Под этой короткой запиской стоит мое полное имя, адрес и подпись жены Фишера. Но она явно была не в себе, когда писала это, и я абсолютно уверена, что эта короткая записочка не избавит Ангелу от необходимости отвечать за содеянное. Невозможно забрать ребенка у его овдовевшего отца и не ответить за это, и не важно, сделано это с согласия покойной матери или нет.
– Что же такое случилось, из-за чего Элизабет Фишер боялась попасть в ад? – спрашиваю я. – Что она натворила?
– Миссис Фишер ничего мне больше не сказала. Я спрашивала ее об этом, и не один раз, но она уже так устала… Глаза у нее так и закрывались, а под конец она махнула так рукой – иди, мол, – а сама тут же уснула. А потом у меня больше не было случая поговорить с ней наедине, и еще мне почему-то казалось, что доктору Фишеру не надо знать, о чем она меня просила. Сначала я решила, что ничего не буду делать, пока не поговорю с ней после операции. Думала, может, она рассказала мне все это в бреду. И вообще все придумала. Не знаю. Но после операции она так и не проснулась. А через несколько дней умерла. Это было так печально… У меня просто сердце разрывалось за малыша Гарри, да и за его отца тоже. Я так старалась, чтобы им хорошо было у себя дома. Но доктор Фишер, он словно помешался от горя. И тогда я сказала себе, что не стану делать того, о чем просила меня мать мальчика. Нельзя отнимать ребенка у отца.

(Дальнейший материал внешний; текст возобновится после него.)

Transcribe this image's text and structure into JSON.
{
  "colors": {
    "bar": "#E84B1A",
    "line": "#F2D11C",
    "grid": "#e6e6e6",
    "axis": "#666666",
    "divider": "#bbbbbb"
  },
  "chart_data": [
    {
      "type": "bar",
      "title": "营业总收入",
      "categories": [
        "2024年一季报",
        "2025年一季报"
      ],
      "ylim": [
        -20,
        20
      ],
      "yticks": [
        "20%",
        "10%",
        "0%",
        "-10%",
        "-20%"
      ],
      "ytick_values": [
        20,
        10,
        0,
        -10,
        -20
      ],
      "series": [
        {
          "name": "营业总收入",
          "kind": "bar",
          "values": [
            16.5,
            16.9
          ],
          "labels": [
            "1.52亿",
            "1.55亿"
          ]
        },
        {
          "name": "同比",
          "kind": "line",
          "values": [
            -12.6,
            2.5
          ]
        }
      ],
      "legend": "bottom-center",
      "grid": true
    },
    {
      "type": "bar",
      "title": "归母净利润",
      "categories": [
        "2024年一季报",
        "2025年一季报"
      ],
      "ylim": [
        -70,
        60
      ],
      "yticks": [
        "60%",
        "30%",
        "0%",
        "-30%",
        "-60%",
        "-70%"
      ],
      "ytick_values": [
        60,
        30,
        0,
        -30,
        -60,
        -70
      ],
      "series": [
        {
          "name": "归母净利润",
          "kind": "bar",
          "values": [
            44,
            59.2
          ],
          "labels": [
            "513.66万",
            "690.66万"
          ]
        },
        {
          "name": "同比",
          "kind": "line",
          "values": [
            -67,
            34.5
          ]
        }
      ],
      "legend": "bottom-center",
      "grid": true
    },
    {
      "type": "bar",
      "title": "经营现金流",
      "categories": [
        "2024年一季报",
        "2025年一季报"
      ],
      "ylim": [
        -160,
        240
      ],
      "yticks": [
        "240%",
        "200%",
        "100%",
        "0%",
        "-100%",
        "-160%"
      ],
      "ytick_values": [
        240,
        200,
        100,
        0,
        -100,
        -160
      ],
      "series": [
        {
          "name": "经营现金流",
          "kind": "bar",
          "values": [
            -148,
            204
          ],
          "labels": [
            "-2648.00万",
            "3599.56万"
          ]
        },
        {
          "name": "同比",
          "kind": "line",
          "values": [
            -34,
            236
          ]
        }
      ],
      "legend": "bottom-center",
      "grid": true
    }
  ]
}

Флорес вздыхает и продолжает рассказывать:
– И вдруг, на второй день после ее смерти, доктор Фишер вызывает меня к себе в кабинет и говорит, что мои услуги ему больше не нужны. Вот так прямо и говорит. Холодно так. Окончательно. Как будто я – никто. Грязь у него под ногами. Как будто не жила в его доме и не работала для его семьи все эти годы. «А как же Гарри?» – спрашиваю его я. Мне было так жаль бедного малыша! Каково это, за один раз потерять и мать, и своего ангела? Я же для него как… как член семьи. А он мне как сын. Я умоляла доктора Фишера позволить мне остаться еще на несколько месяцев, пока Гарри не отойдет немного после смерти матери. Говорила ему, что мне не надо денег, что я просто так останусь и буду заботиться о мальчике. Но он ничего не хотел слушать. Горе лишило его рассудка. Он заплатил мне деньги за шесть месяцев и заявил, что я должна убраться из его дома до конца следующей недели. То есть вы понимаете, он мне даже недели не дал, чтобы найти себе новое место. Мне так не хотелось покидать Гарри! Я до сих пор по нему скучаю… Вот здесь болит, когда думаю о нем.
Ангела кладет обе руки себе на верхнюю часть живота.
– А еще я все время думала о том, что сказала мне миссис Фишер. Мне было так страшно! Несколько недель я не могла решиться. Мне не хотелось выполнять свою просьбу, но ведь я же поклялась покойнице Мадонной. И мне совсем не хотелось, чтобы она попала в ад. Страшно было брать на себя ответственность за ее душу. Вот я и решила, что все-таки сделаю это. Через шесть недель после того, как доктор Фишер велел мне уходить, я взяла Гарри из его дома и привезла в ваш. Но это такой ужас… мне кажется, что от этого всем стало только хуже. Зря я ей это пообещала. Не надо было мне этого делать. Я так виновата… – Она подносит обе ладони к лицу и сильно трет лоб кончиками пальцев. – Вы пойдете в полицию? Они ведь меня арестуют, правда? Меня должны наказать за то, что я сделала.
То, что рассказала Флорес, просто не укладывается у меня в голове. Может, она не в себе? Или просто лжет? Но такую дикую историю ни с того ни с сего не выдумаешь, к тому же женщина должна быть чертовски хорошей актрисой, чтобы так убедительно изображать горе. Нет, скорее всего она говорит именно правду, хотя это ничего для меня не объясняет. Если все случившееся – задумка жены Фишера, а сам он не имеет к этому никакого отношения, то почему тогда все сходится?
– Я не пойду в полицию, – говорю. – Не сейчас. Но со временем, может быть, и придется.
Ангела кивает.
– Хорошо, спасибо.
– Можно, я оставлю это у себя? – спрашиваю я, думая, что записку Элизабет Фишер все-таки можно будет использовать как свидетельство, если возникнет нужда.
Моя собеседница сначала мешкает, но потом кивает.
– Да, возьмите.
– Почему все же Элизабет Фишер хотела отдать мне своего сына? – спрашиваю я. – Может быть, вы знаете? Может быть, доктор Фишер склонен к жестокости? Это единственная убедительная причина, которая приходит мне в голову.